Walt Whitman controversy

Sarah Ruden, who has also done a good translation of Augustine’s Confessions has a piece up at National Review “Walt Whitman Isn’t America’s Greatest Poet”. It’s causing great consternation over there and, as near as I can tell, almost nowhere else in the known universe.

I’m not qualified to judge Whitman as a poet. I’m not qualified because I’ve never read much of the guy. I have a beautiful edition of Leaves of Grass on my shelves at home but, despite many attempts, I have never been able to read it. Not because it’s not good, possibly even great, poetry. The problem is that it fails to excite me. I just don’t care enough to keep reading.

And there, I think, is where Ruden strikes home. If we take it that there is a difference between “America’s Greatest Poet” and the “Greatest Poet Who is an American” it becomes possible to say that, whether he is a great poet or not, there is nothing about Whitman that speaks to America.

I’ve made similar points about James Joyce. Joyce may be a great writer but he hasn’t touched anyone outside the academic world. He’s read outside the academic world but only as a duty. Compare Joyce with Proust and we see that, there too, we have a writer revered by the academic world and read out of duty outside it but with a crucial difference: there are readers who dutifully slog  through Proust only to get enraptured by him. I know of no one who reads Joyce or Whitman and has that experience.

Instead, we have a writer who is read because he is “important” and continues to be affirmed as “important” because, damnit, he’s “important”. Most of the rejoinders at NR have that circular quality.

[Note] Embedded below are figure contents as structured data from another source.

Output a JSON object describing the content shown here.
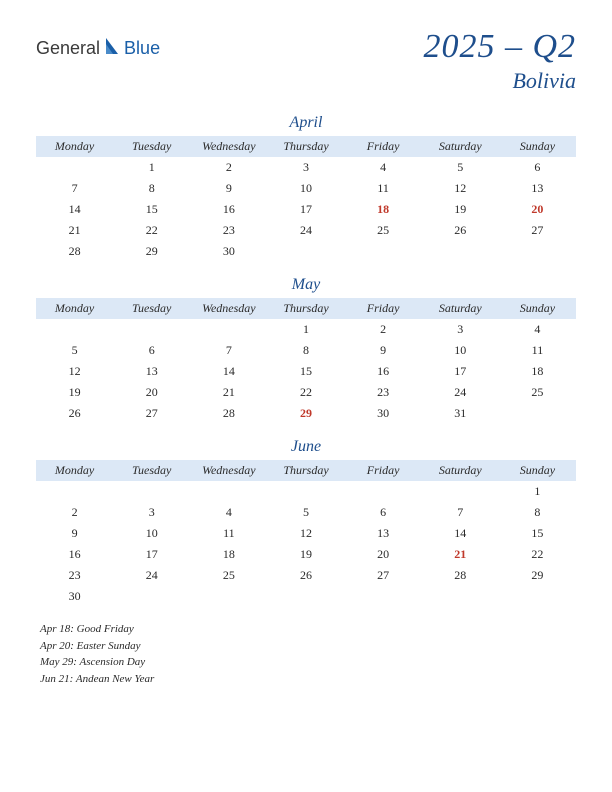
{
  "logo": {
    "general": "General",
    "blue": "Blue"
  },
  "header": {
    "quarter": "2025 – Q2",
    "country": "Bolivia"
  },
  "weekdays": [
    "Monday",
    "Tuesday",
    "Wednesday",
    "Thursday",
    "Friday",
    "Saturday",
    "Sunday"
  ],
  "colors": {
    "header_bg": "#dce8f6",
    "title_color": "#1e4e8c",
    "text_color": "#2a2a2a",
    "holiday_color": "#c0392b",
    "logo_blue": "#1a5fa8",
    "background": "#ffffff"
  },
  "typography": {
    "quarter_fontsize": 34,
    "country_fontsize": 22,
    "month_fontsize": 16,
    "weekday_fontsize": 12,
    "day_fontsize": 12,
    "holiday_list_fontsize": 11
  },
  "months": [
    {
      "name": "April",
      "weeks": [
        [
          null,
          1,
          2,
          3,
          4,
          5,
          6
        ],
        [
          7,
          8,
          9,
          10,
          11,
          12,
          13
        ],
        [
          14,
          15,
          16,
          17,
          18,
          19,
          20
        ],
        [
          21,
          22,
          23,
          24,
          25,
          26,
          27
        ],
        [
          28,
          29,
          30,
          null,
          null,
          null,
          null
        ]
      ],
      "holidays": [
        18,
        20
      ]
    },
    {
      "name": "May",
      "weeks": [
        [
          null,
          null,
          null,
          1,
          2,
          3,
          4
        ],
        [
          5,
          6,
          7,
          8,
          9,
          10,
          11
        ],
        [
          12,
          13,
          14,
          15,
          16,
          17,
          18
        ],
        [
          19,
          20,
          21,
          22,
          23,
          24,
          25
        ],
        [
          26,
          27,
          28,
          29,
          30,
          31,
          null
        ]
      ],
      "holidays": [
        29
      ]
    },
    {
      "name": "June",
      "weeks": [
        [
          null,
          null,
          null,
          null,
          null,
          null,
          1
        ],
        [
          2,
          3,
          4,
          5,
          6,
          7,
          8
        ],
        [
          9,
          10,
          11,
          12,
          13,
          14,
          15
        ],
        [
          16,
          17,
          18,
          19,
          20,
          21,
          22
        ],
        [
          23,
          24,
          25,
          26,
          27,
          28,
          29
        ],
        [
          30,
          null,
          null,
          null,
          null,
          null,
          null
        ]
      ],
      "holidays": [
        21
      ]
    }
  ],
  "holiday_list": [
    "Apr 18: Good Friday",
    "Apr 20: Easter Sunday",
    "May 29: Ascension Day",
    "Jun 21: Andean New Year"
  ]
}
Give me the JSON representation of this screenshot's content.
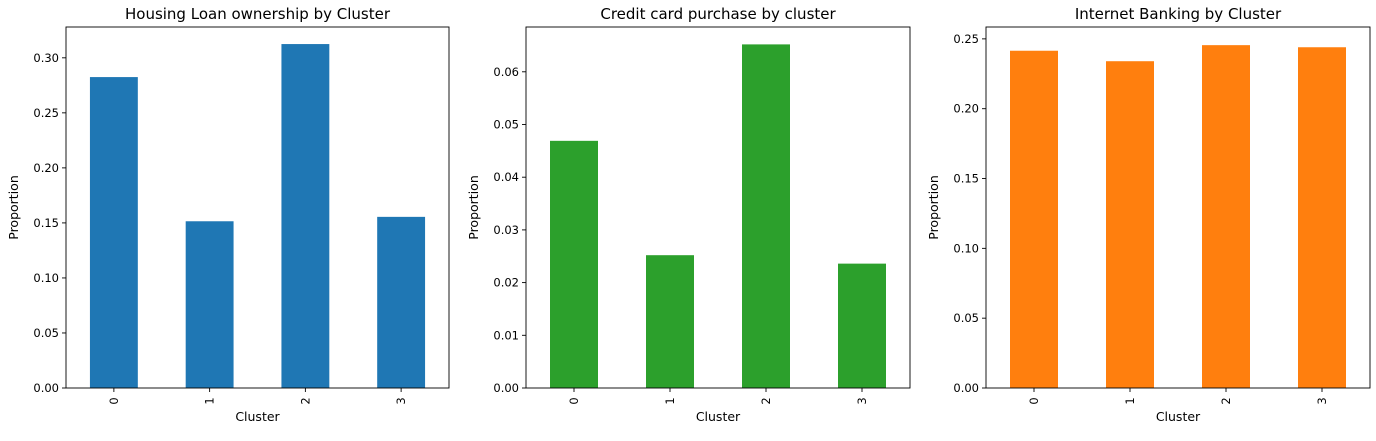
{
  "chart_data": [
    {
      "type": "bar",
      "title": "Housing Loan ownership by Cluster",
      "xlabel": "Cluster",
      "ylabel": "Proportion",
      "categories": [
        "0",
        "1",
        "2",
        "3"
      ],
      "values": [
        0.2825,
        0.1515,
        0.3125,
        0.1555
      ],
      "ylim": [
        0,
        0.328
      ],
      "yticks": [
        0.0,
        0.05,
        0.1,
        0.15,
        0.2,
        0.25,
        0.3
      ],
      "ytick_labels": [
        "0.00",
        "0.05",
        "0.10",
        "0.15",
        "0.20",
        "0.25",
        "0.30"
      ],
      "color": "#1f77b4",
      "grid": false,
      "legend": "none"
    },
    {
      "type": "bar",
      "title": "Credit card purchase by cluster",
      "xlabel": "Cluster",
      "ylabel": "Proportion",
      "categories": [
        "0",
        "1",
        "2",
        "3"
      ],
      "values": [
        0.0469,
        0.0252,
        0.0652,
        0.0236
      ],
      "ylim": [
        0,
        0.0685
      ],
      "yticks": [
        0.0,
        0.01,
        0.02,
        0.03,
        0.04,
        0.05,
        0.06
      ],
      "ytick_labels": [
        "0.00",
        "0.01",
        "0.02",
        "0.03",
        "0.04",
        "0.05",
        "0.06"
      ],
      "color": "#2ca02c",
      "grid": false,
      "legend": "none"
    },
    {
      "type": "bar",
      "title": "Internet Banking by Cluster",
      "xlabel": "Cluster",
      "ylabel": "Proportion",
      "categories": [
        "0",
        "1",
        "2",
        "3"
      ],
      "values": [
        0.2415,
        0.234,
        0.2455,
        0.244
      ],
      "ylim": [
        0,
        0.2585
      ],
      "yticks": [
        0.0,
        0.05,
        0.1,
        0.15,
        0.2,
        0.25
      ],
      "ytick_labels": [
        "0.00",
        "0.05",
        "0.10",
        "0.15",
        "0.20",
        "0.25"
      ],
      "color": "#ff7f0e",
      "grid": false,
      "legend": "none"
    }
  ]
}
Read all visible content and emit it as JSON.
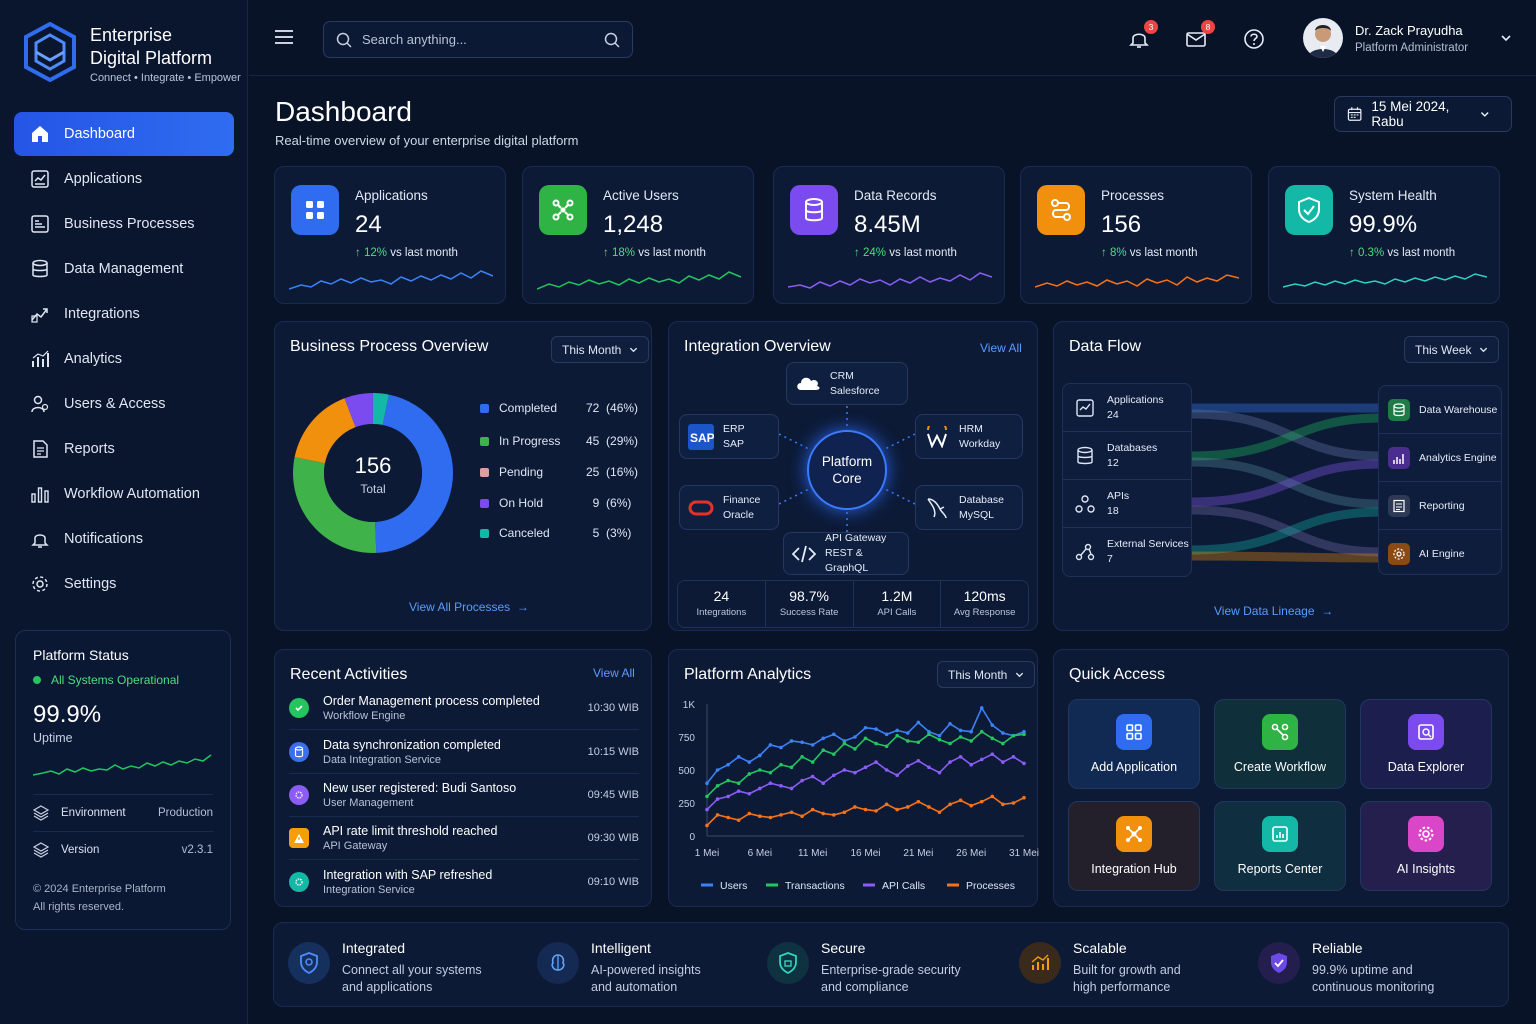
{
  "brand": {
    "title_line1": "Enterprise",
    "title_line2": "Digital Platform",
    "tagline": "Connect • Integrate • Empower"
  },
  "sidebar": {
    "items": [
      {
        "label": "Dashboard",
        "icon": "home-icon",
        "active": true
      },
      {
        "label": "Applications",
        "icon": "applications-icon"
      },
      {
        "label": "Business Processes",
        "icon": "business-processes-icon"
      },
      {
        "label": "Data Management",
        "icon": "database-icon"
      },
      {
        "label": "Integrations",
        "icon": "integrations-icon"
      },
      {
        "label": "Analytics",
        "icon": "analytics-icon"
      },
      {
        "label": "Users & Access",
        "icon": "users-icon"
      },
      {
        "label": "Reports",
        "icon": "reports-icon"
      },
      {
        "label": "Workflow Automation",
        "icon": "workflow-icon"
      },
      {
        "label": "Notifications",
        "icon": "bell-icon"
      },
      {
        "label": "Settings",
        "icon": "gear-icon"
      }
    ]
  },
  "platform_status": {
    "title": "Platform Status",
    "state": "All Systems Operational",
    "uptime_value": "99.9%",
    "uptime_label": "Uptime",
    "environment_label": "Environment",
    "environment_value": "Production",
    "version_label": "Version",
    "version_value": "v2.3.1",
    "copyright": "© 2024 Enterprise Platform",
    "rights": "All rights reserved."
  },
  "topbar": {
    "search_placeholder": "Search anything...",
    "notifications_count": "3",
    "messages_count": "8",
    "user_name": "Dr. Zack Prayudha",
    "user_role": "Platform Administrator"
  },
  "page": {
    "title": "Dashboard",
    "subtitle": "Real-time overview of your enterprise digital platform",
    "date": "15 Mei 2024, Rabu"
  },
  "stats": [
    {
      "label": "Applications",
      "value": "24",
      "change": "12%",
      "suffix": "vs last month",
      "color": "#2f6cf0",
      "icon": "grid-icon"
    },
    {
      "label": "Active Users",
      "value": "1,248",
      "change": "18%",
      "suffix": "vs last month",
      "color": "#2fb344",
      "icon": "network-icon"
    },
    {
      "label": "Data Records",
      "value": "8.45M",
      "change": "24%",
      "suffix": "vs last month",
      "color": "#7b4bf0",
      "icon": "database-icon"
    },
    {
      "label": "Processes",
      "value": "156",
      "change": "8%",
      "suffix": "vs last month",
      "color": "#f0900c",
      "icon": "process-icon"
    },
    {
      "label": "System Health",
      "value": "99.9%",
      "change": "0.3%",
      "suffix": "vs last month",
      "color": "#14b8a6",
      "icon": "shield-icon"
    }
  ],
  "business_process": {
    "title": "Business Process Overview",
    "period": "This Month",
    "total": "156",
    "total_label": "Total",
    "items": [
      {
        "label": "Completed",
        "count": "72",
        "pct": "(46%)",
        "value": 72,
        "color": "#2f6cf0"
      },
      {
        "label": "In Progress",
        "count": "45",
        "pct": "(29%)",
        "value": 45,
        "color": "#3fb24a"
      },
      {
        "label": "Pending",
        "count": "25",
        "pct": "(16%)",
        "value": 25,
        "color": "#f0900c"
      },
      {
        "label": "On Hold",
        "count": "9",
        "pct": "(6%)",
        "value": 9,
        "color": "#7b4bf0"
      },
      {
        "label": "Canceled",
        "count": "5",
        "pct": "(3%)",
        "value": 5,
        "color": "#14b8a6"
      }
    ],
    "link": "View All Processes"
  },
  "integration": {
    "title": "Integration Overview",
    "link": "View All",
    "core_line1": "Platform",
    "core_line2": "Core",
    "nodes": {
      "crm": {
        "title": "CRM",
        "sub": "Salesforce"
      },
      "erp": {
        "title": "ERP",
        "sub": "SAP"
      },
      "hrm": {
        "title": "HRM",
        "sub": "Workday"
      },
      "finance": {
        "title": "Finance",
        "sub": "Oracle"
      },
      "database": {
        "title": "Database",
        "sub": "MySQL"
      },
      "api": {
        "title": "API Gateway",
        "sub": "REST & GraphQL"
      }
    },
    "stats": [
      {
        "value": "24",
        "label": "Integrations"
      },
      {
        "value": "98.7%",
        "label": "Success Rate"
      },
      {
        "value": "1.2M",
        "label": "API Calls"
      },
      {
        "value": "120ms",
        "label": "Avg Response"
      }
    ]
  },
  "data_flow": {
    "title": "Data Flow",
    "period": "This Week",
    "sources": [
      {
        "label": "Applications",
        "count": "24"
      },
      {
        "label": "Databases",
        "count": "12"
      },
      {
        "label": "APIs",
        "count": "18"
      },
      {
        "label": "External Services",
        "count": "7"
      }
    ],
    "targets": [
      {
        "label": "Data Warehouse",
        "color": "#1f7a45"
      },
      {
        "label": "Analytics Engine",
        "color": "#4b2d8f"
      },
      {
        "label": "Reporting",
        "color": "#2e3a55"
      },
      {
        "label": "AI Engine",
        "color": "#8a4a14"
      }
    ],
    "link": "View Data Lineage"
  },
  "activities": {
    "title": "Recent Activities",
    "link": "View All",
    "items": [
      {
        "title": "Order Management process completed",
        "sub": "Workflow Engine",
        "time": "10:30 WIB",
        "color": "#22c55e"
      },
      {
        "title": "Data synchronization completed",
        "sub": "Data Integration Service",
        "time": "10:15 WIB",
        "color": "#3b6ff0"
      },
      {
        "title": "New user registered: Budi Santoso",
        "sub": "User Management",
        "time": "09:45 WIB",
        "color": "#8b5cf6"
      },
      {
        "title": "API rate limit threshold reached",
        "sub": "API Gateway",
        "time": "09:30 WIB",
        "color": "#f59e0b"
      },
      {
        "title": "Integration with SAP refreshed",
        "sub": "Integration Service",
        "time": "09:10 WIB",
        "color": "#14b8a6"
      }
    ]
  },
  "analytics": {
    "title": "Platform Analytics",
    "period": "This Month"
  },
  "chart_data": {
    "type": "line",
    "title": "Platform Analytics",
    "x": [
      1,
      2,
      3,
      4,
      5,
      6,
      7,
      8,
      9,
      10,
      11,
      12,
      13,
      14,
      15,
      16,
      17,
      18,
      19,
      20,
      21,
      22,
      23,
      24,
      25,
      26,
      27,
      28,
      29,
      30,
      31
    ],
    "xticks": [
      "1 Mei",
      "6 Mei",
      "11 Mei",
      "16 Mei",
      "21 Mei",
      "26 Mei",
      "31 Mei"
    ],
    "yticks": [
      "0",
      "250",
      "500",
      "750",
      "1K"
    ],
    "ylim": [
      0,
      1000
    ],
    "series": [
      {
        "name": "Users",
        "color": "#3b82f6",
        "values": [
          400,
          500,
          540,
          600,
          560,
          610,
          690,
          670,
          720,
          710,
          690,
          740,
          770,
          720,
          750,
          820,
          810,
          770,
          800,
          780,
          860,
          790,
          760,
          850,
          800,
          790,
          970,
          840,
          780,
          760,
          790
        ]
      },
      {
        "name": "Transactions",
        "color": "#22c55e",
        "values": [
          300,
          380,
          420,
          400,
          470,
          500,
          480,
          540,
          520,
          600,
          560,
          650,
          620,
          700,
          660,
          740,
          700,
          680,
          760,
          720,
          710,
          770,
          730,
          700,
          750,
          720,
          790,
          740,
          700,
          760,
          770
        ]
      },
      {
        "name": "API Calls",
        "color": "#8b5cf6",
        "values": [
          200,
          280,
          300,
          340,
          320,
          360,
          400,
          380,
          360,
          420,
          450,
          400,
          460,
          500,
          480,
          520,
          560,
          500,
          460,
          530,
          570,
          520,
          480,
          560,
          600,
          540,
          580,
          620,
          560,
          600,
          550
        ]
      },
      {
        "name": "Processes",
        "color": "#f97316",
        "values": [
          80,
          160,
          140,
          120,
          170,
          150,
          140,
          160,
          180,
          150,
          200,
          170,
          160,
          180,
          220,
          200,
          190,
          240,
          200,
          220,
          260,
          220,
          180,
          240,
          270,
          230,
          260,
          300,
          240,
          250,
          290
        ]
      }
    ]
  },
  "quick_access": {
    "title": "Quick Access",
    "items": [
      {
        "label": "Add Application",
        "color": "#2f6cf0",
        "bg": "#102a54"
      },
      {
        "label": "Create Workflow",
        "color": "#2fb344",
        "bg": "#0f2f3a"
      },
      {
        "label": "Data Explorer",
        "color": "#7b4bf0",
        "bg": "#1c1f4e"
      },
      {
        "label": "Integration Hub",
        "color": "#f0900c",
        "bg": "#231f2b"
      },
      {
        "label": "Reports Center",
        "color": "#14b8a6",
        "bg": "#0f2e40"
      },
      {
        "label": "AI Insights",
        "color": "#d946c8",
        "bg": "#241f4c"
      }
    ]
  },
  "features": [
    {
      "title": "Integrated",
      "line1": "Connect all your systems",
      "line2": "and applications",
      "color": "#2f6cf0"
    },
    {
      "title": "Intelligent",
      "line1": "AI-powered insights",
      "line2": "and automation",
      "color": "#3b82f6"
    },
    {
      "title": "Secure",
      "line1": "Enterprise-grade security",
      "line2": "and compliance",
      "color": "#14b8a6"
    },
    {
      "title": "Scalable",
      "line1": "Built for growth and",
      "line2": "high performance",
      "color": "#f0900c"
    },
    {
      "title": "Reliable",
      "line1": "99.9% uptime and",
      "line2": "continuous monitoring",
      "color": "#7b4bf0"
    }
  ]
}
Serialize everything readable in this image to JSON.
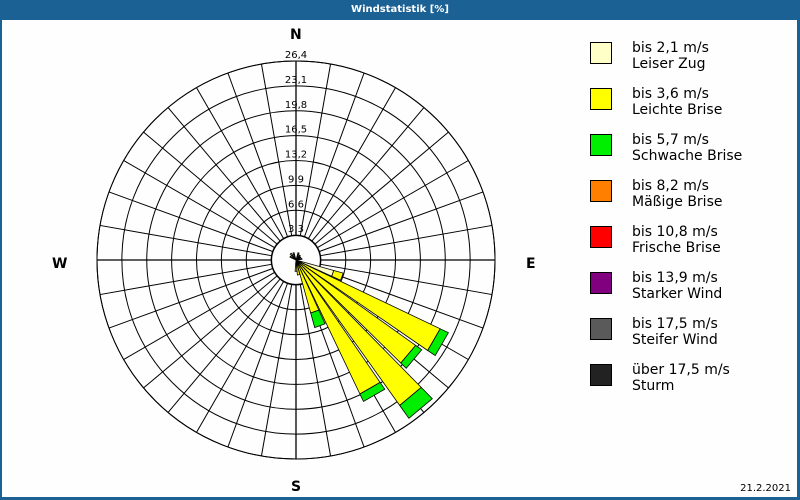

I have nothing against orthodoxy per se. I think there is a difference, however, between people who defend an orthodoxy because they love what we might call the content of that orthodoxy and people who defend it because it gives them a secure sense of identity to be aligned with an orthodoxy. I read Kevin Williamson’s rejoinder to Ruden, for example, and I find the usual good writing and sound argument I’ve come to expect from him. What is missing is any sense of genuine enthusiasm for Whitman.

Years ago, a Quebecois separatist whose name escapes me at the moment caused great outrage among defenders of PierreTrudeau by saying that Trudeau wasn’t an intellectual. When challenged, the separatist said, “Show me a time when Trudeau uses a quote that isn’t in Bartlett and I’ll concede. This stirred up even more outrage. As a teenager, what really struck me was that no one took up the challenge. For it should have been an easy matter, where Trudeau a genuine intellectual, to cite many examples of his having actually read the authors he cited in depth.

Similarly, if Whitman is America’s Greatest Poet, it should be possible to cite poetry that speaks to America. We haven’t seen that. All we have is a bunch of angry gesturing.